Sweet Balsamic Orange Chicken with Basmati Brown Rice
|For the chicken breast|
|Chicken breast boneless skinless||4|
|Arugula leaves||1 Bunch (100 gm)|
|For the marinade|
|Balsamic vinegar||2 Cup (32 tbs)|
|Orange zest||1 Tablespoon|
|Fresh orange juice||1 Cup (16 tbs)|
|Dark brown sugar||2⁄3 Cup (10.67 tbs)|
|For the dry rub|
|Dark brown sugar||2 Tablespoon|
|Smoked paprika powder||1 Teaspoon|
|Kosher salt||1 Pinch|
|For the rice|
|Basmati brown rice||1 Cup (16 tbs)|
|Low sodium chicken broth/Water||1 1⁄2 Cup (24 tbs)|
|Extra virgin olive oil||1 Tablespoon|
|Garlic||1 Clove (5 gm), mince|
|Extra virgin olive oil||2 Tablespoon|
|Italian parsley||3 Tablespoon, chop|
|Fresh thyme||2 Tablespoon, chop|
|Fresh basil||2 Tablespoon, chop|
|Green onion||1 Medium, chop|
|Salt and pepper||To Taste|
1. Mince the garlic; chop the Italian parsley, fresh basil, fresh thyme and green onions. Keep it separate in different bowls.

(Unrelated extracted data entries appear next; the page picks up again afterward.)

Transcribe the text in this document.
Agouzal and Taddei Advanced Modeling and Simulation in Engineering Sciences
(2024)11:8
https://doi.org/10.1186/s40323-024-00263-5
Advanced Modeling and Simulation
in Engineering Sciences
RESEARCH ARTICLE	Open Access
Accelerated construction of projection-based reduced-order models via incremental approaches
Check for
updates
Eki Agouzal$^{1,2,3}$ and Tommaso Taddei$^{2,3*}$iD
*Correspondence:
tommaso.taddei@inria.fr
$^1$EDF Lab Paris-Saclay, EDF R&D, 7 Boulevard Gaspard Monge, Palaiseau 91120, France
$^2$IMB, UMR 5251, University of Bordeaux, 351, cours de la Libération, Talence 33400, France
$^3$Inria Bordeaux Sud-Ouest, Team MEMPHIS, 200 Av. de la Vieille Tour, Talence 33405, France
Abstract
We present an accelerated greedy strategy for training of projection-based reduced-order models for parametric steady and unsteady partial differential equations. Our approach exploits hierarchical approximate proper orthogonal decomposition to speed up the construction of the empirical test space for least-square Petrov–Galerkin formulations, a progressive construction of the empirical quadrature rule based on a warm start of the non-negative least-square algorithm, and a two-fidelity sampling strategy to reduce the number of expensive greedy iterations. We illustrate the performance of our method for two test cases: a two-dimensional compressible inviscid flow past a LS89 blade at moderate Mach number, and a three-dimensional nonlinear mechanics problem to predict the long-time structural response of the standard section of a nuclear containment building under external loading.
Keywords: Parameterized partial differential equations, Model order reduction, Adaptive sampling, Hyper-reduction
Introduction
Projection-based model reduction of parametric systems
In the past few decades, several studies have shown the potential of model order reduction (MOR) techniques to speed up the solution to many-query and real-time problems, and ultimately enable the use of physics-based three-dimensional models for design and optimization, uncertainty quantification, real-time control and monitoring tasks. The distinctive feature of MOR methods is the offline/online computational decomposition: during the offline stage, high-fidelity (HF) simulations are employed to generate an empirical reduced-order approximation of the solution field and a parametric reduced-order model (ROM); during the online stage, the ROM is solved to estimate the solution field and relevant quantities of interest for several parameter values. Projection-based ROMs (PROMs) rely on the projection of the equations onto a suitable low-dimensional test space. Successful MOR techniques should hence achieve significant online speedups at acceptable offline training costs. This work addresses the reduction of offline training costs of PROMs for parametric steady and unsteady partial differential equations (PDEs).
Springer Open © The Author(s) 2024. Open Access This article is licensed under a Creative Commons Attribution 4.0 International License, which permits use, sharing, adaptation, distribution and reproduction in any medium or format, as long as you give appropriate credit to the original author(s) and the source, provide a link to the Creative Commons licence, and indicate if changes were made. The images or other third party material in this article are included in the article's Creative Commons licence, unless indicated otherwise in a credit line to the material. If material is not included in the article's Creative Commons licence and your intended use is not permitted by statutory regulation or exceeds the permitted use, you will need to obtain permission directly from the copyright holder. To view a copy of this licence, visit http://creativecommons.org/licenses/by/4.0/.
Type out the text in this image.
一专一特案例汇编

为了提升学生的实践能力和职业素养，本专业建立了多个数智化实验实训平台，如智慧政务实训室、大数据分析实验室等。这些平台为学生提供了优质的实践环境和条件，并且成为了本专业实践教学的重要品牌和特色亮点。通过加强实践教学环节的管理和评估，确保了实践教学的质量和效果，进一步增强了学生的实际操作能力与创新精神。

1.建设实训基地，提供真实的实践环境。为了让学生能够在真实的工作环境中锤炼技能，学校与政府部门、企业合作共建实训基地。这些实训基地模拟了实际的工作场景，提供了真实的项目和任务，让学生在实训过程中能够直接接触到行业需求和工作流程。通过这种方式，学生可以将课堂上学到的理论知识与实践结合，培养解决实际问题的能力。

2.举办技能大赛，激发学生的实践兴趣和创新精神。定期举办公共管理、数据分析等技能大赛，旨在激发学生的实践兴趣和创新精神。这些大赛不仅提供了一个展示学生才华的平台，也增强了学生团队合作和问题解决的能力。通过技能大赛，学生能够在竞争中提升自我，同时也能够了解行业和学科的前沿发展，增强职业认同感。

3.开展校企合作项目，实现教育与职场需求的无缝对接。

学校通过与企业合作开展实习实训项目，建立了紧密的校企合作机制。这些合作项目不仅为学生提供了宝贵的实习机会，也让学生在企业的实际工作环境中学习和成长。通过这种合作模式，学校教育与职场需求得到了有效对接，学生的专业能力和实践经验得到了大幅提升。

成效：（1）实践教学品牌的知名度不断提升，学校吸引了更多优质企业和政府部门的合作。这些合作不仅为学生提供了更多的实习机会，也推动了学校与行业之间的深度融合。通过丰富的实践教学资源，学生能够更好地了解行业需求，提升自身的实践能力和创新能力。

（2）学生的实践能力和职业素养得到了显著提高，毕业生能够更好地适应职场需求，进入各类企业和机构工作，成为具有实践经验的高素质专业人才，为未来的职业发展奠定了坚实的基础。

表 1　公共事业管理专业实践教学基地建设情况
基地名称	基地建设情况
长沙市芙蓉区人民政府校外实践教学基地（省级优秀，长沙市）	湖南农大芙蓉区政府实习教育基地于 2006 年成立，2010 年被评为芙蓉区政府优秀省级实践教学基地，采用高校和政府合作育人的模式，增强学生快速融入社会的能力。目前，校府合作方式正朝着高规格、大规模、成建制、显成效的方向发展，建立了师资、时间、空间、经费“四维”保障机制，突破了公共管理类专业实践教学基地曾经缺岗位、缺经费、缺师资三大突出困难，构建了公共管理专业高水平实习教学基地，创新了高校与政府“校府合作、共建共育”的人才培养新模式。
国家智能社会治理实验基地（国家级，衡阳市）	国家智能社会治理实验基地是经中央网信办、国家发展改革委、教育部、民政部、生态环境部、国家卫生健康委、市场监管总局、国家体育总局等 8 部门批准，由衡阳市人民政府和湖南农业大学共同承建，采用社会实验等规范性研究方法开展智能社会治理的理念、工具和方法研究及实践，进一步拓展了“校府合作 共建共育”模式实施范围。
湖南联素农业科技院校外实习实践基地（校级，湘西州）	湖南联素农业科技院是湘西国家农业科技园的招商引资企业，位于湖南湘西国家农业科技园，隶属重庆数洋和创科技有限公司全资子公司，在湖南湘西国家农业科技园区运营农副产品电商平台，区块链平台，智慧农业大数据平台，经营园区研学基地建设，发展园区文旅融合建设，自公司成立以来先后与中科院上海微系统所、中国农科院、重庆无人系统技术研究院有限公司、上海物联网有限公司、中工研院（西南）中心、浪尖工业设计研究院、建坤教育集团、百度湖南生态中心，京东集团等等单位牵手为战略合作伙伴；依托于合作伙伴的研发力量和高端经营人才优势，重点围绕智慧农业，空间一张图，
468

2. Preheat the oven at 350 degree.
3. In a pot combine balsamic vinegar, orange zest, fresh orange juice and 2/3 cup of dark brown sugar.
4. Cook for 15-20 minutes until reduced.
5. Once the marinade is ready inject the chicken breast with the marinade.
6. Once done, in a bowl combines 2 tablespoon brown sugar, smoked paprika, salt and pepper.
7. Season the chicken with the dry rub and pull back the skin and season the rub inside the cavity.
8. Bake the chicken in the preheated oven for 35-40 minutes.
9. In a pot combine the low sodium chicken broth with the basmati rice, olive oil, garlic and pinch of salt.
10. Cook the rice until it’s done around 15 minutes, once done drizzle 2 tablespoon of olive oil and lightly coat the rice.
11. Add the chopped herbs along with the green onion over the cooked rice.
12. Season with salt and pepper to your taste.
13. Serve the baked chicken and basmati rice on a bed of arugula leaves and drizzle some of the leftover marinade over the chicken.